Speaker
Description
Analog silicon photomultipliers (SiPMs) have obtained growing attention as an alternative to the traditional photomultiplier tubes in detection of scintillation light, e.g., in nuclear medicine and high-energy physics. However, SiPMs are also emerging as very sensitive detectors in many single-photon or few-photons applications, like: LIDAR, optical spectroscopy, Cherenkov radiators and NIR scintillation detection in TPCs. Some of these new applications are based on detection at red and NIR wavelengths. In Fondazione Bruno Kessler, FBK, we developed different technologies in the last years.

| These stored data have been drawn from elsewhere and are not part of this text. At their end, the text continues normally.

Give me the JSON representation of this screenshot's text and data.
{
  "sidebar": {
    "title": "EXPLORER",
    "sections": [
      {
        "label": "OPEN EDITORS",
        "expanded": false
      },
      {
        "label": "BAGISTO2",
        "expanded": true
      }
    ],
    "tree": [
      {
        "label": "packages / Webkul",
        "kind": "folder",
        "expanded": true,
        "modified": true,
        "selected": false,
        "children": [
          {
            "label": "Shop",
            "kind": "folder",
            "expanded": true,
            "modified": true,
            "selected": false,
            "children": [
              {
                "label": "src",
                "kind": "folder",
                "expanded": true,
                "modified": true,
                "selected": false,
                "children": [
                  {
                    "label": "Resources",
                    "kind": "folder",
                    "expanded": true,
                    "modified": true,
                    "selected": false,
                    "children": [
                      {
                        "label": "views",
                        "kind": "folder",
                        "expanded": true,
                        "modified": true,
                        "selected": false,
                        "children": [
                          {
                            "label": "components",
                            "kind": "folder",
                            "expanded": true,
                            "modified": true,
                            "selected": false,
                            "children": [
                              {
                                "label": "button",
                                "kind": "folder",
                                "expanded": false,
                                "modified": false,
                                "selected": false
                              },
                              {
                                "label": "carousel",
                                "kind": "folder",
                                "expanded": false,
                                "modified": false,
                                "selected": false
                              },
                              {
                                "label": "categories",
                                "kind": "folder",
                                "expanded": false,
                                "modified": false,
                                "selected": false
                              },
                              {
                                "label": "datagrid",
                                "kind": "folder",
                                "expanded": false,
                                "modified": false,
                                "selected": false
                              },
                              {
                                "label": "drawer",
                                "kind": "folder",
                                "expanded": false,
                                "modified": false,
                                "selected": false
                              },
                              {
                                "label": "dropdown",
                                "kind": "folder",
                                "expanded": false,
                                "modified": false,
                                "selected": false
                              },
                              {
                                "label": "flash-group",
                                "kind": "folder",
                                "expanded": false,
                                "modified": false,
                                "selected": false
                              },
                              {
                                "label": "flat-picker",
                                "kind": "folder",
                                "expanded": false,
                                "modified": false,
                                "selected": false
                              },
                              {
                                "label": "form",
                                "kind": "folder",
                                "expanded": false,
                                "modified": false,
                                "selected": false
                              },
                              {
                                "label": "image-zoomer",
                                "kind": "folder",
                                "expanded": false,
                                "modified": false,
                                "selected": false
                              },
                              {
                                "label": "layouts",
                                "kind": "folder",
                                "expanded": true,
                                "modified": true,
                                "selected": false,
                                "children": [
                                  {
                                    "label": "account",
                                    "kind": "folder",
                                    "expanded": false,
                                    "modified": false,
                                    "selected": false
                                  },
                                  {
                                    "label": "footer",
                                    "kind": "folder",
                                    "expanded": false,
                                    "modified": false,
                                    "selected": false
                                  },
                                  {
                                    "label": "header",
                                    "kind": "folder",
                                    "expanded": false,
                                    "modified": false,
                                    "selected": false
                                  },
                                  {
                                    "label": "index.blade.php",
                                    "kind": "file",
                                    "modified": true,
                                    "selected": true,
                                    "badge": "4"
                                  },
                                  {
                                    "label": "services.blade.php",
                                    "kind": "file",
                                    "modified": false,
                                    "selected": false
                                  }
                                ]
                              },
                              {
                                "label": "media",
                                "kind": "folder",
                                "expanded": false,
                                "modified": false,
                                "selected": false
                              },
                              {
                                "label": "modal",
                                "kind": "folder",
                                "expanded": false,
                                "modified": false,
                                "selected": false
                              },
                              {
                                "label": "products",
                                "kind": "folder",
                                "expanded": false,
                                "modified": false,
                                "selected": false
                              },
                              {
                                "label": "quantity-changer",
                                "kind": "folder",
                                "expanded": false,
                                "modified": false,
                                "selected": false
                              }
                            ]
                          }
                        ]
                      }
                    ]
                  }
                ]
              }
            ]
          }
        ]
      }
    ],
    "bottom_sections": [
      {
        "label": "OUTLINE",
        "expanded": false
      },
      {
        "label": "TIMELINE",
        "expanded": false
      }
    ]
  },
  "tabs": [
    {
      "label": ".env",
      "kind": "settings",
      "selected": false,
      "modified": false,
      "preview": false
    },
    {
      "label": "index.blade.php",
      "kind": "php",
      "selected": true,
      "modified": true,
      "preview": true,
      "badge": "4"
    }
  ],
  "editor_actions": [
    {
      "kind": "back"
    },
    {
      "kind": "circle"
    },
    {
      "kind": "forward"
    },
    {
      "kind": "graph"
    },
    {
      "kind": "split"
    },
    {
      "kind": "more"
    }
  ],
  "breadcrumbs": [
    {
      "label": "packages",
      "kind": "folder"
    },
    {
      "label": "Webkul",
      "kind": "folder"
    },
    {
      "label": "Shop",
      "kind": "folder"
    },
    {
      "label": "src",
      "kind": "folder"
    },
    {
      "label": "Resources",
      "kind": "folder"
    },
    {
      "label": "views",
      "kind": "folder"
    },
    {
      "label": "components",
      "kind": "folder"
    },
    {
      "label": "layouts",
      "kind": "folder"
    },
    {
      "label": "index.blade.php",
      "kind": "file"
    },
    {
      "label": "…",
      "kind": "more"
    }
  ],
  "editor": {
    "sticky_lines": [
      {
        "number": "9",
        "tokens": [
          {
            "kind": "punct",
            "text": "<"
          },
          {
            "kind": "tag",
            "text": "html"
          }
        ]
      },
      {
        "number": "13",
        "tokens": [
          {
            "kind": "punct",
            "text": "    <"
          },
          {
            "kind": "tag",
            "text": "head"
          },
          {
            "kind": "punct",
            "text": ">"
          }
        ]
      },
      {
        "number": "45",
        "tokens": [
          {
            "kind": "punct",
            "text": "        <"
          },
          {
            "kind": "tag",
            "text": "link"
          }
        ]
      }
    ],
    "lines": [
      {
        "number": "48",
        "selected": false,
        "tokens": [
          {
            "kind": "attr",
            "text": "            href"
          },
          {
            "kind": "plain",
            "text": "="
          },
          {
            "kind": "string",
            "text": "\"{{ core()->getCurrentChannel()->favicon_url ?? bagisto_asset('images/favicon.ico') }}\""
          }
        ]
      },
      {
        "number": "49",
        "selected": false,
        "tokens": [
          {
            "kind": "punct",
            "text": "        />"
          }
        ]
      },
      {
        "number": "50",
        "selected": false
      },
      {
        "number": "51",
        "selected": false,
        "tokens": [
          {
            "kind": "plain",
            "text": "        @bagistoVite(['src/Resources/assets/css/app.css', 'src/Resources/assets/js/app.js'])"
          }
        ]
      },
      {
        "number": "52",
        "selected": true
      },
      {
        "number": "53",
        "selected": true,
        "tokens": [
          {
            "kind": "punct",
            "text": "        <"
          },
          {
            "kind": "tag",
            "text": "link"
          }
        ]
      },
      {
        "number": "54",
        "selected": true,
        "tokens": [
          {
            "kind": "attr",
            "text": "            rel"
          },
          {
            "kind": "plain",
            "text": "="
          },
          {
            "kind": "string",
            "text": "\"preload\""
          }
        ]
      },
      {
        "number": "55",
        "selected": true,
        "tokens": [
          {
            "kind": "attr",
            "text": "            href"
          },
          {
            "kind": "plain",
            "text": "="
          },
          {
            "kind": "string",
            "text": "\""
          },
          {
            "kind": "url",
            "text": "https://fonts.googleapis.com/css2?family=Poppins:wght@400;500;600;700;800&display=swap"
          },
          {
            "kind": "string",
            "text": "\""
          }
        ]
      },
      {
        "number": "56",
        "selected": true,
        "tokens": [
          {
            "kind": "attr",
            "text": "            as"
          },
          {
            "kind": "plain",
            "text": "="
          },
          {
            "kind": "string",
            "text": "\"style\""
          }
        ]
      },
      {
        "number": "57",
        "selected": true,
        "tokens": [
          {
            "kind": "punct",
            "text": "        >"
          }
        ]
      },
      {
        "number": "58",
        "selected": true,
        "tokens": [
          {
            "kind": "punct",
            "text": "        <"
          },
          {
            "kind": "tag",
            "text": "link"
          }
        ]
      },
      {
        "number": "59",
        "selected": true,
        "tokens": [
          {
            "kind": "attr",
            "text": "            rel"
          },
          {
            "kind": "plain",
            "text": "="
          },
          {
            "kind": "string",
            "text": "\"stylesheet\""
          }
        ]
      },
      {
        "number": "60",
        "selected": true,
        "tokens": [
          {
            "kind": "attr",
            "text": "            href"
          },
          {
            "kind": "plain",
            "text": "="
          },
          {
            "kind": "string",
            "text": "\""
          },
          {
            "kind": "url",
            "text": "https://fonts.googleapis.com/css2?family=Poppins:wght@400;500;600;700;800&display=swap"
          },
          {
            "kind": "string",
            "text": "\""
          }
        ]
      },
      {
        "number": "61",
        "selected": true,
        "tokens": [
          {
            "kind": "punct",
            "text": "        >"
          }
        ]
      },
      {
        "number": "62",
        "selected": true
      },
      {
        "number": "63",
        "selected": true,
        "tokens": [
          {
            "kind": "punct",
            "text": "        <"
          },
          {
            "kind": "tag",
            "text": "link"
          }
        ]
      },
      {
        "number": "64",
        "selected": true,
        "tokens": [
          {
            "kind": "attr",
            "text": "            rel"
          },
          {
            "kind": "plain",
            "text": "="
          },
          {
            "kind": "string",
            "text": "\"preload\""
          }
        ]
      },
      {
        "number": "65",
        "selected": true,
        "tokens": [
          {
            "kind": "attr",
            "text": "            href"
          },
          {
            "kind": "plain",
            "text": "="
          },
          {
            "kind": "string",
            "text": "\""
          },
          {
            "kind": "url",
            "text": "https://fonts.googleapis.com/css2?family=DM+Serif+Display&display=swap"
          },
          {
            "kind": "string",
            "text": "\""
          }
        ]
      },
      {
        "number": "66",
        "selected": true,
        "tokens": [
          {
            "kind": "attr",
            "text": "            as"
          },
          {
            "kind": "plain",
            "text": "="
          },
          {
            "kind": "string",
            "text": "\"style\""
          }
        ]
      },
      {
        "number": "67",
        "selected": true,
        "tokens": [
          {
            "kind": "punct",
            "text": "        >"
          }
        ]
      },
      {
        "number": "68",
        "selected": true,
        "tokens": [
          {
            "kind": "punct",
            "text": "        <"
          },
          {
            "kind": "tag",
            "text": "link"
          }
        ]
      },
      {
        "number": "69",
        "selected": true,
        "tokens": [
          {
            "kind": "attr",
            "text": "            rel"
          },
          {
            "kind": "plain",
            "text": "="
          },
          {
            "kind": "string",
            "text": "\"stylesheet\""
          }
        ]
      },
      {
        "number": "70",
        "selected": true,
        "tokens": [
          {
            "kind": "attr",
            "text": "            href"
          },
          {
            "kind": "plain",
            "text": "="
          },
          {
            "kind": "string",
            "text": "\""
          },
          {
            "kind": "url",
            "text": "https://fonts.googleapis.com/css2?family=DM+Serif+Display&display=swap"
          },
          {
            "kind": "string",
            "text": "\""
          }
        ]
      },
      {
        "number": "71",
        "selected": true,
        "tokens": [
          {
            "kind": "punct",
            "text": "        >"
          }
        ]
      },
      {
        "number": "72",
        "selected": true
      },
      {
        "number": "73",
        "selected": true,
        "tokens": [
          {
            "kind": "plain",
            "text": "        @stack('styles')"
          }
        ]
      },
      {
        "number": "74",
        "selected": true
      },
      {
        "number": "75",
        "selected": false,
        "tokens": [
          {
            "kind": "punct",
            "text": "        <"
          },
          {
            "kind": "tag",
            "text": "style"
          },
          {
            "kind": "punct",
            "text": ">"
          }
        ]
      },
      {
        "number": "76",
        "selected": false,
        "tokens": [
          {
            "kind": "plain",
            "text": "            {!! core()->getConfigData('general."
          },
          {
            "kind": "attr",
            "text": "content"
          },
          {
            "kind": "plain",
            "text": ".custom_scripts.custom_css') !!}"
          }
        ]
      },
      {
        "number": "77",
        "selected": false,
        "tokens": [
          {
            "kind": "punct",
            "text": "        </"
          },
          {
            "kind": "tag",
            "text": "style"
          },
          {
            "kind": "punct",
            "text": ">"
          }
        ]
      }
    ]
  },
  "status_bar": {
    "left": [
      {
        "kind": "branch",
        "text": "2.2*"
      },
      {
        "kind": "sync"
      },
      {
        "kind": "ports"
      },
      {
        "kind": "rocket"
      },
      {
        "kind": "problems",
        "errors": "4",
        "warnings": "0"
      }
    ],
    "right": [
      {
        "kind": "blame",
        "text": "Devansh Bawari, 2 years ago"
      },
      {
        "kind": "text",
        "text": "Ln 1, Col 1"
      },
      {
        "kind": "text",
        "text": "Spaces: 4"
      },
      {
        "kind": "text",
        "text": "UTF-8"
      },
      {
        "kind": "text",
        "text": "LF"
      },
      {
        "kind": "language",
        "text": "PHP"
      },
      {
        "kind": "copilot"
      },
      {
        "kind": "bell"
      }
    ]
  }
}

Recently, we produced a SiPM technology with enhanced sensitivity in NIR wavelength region, called “NIR-HD”. The main goal is increasing the PDE at such long wavelengths, where the absorption depth of silicon is typically higher than the epi-layer thickness. There are both technological and design challenges. We used a thick epi-layer of 8µm and we developed different SiPMs and SPADs versions, obtaining good PDE in the NIR. We observed that maximum PDE was limited mainly by the effects of the border region of the SPAD, reducing effective FF. These effects get bigger with thick epi-layer. Therefore, based on TCAD simulations, we further developed the cell structure, improving the edge sensitivity. We present here and compare the performance of standard and improved NIR-HD FBK technologies. For example, with 6V of excess bias, we obtaine a PDE of ~45% at 500nm and ~9% at 900nm for 25µm cell SiPM, and of ~13% at 900nm for 54µm cell SiPM. Noise is around 800kcps/mm2 and direct CT between 15% and 25%.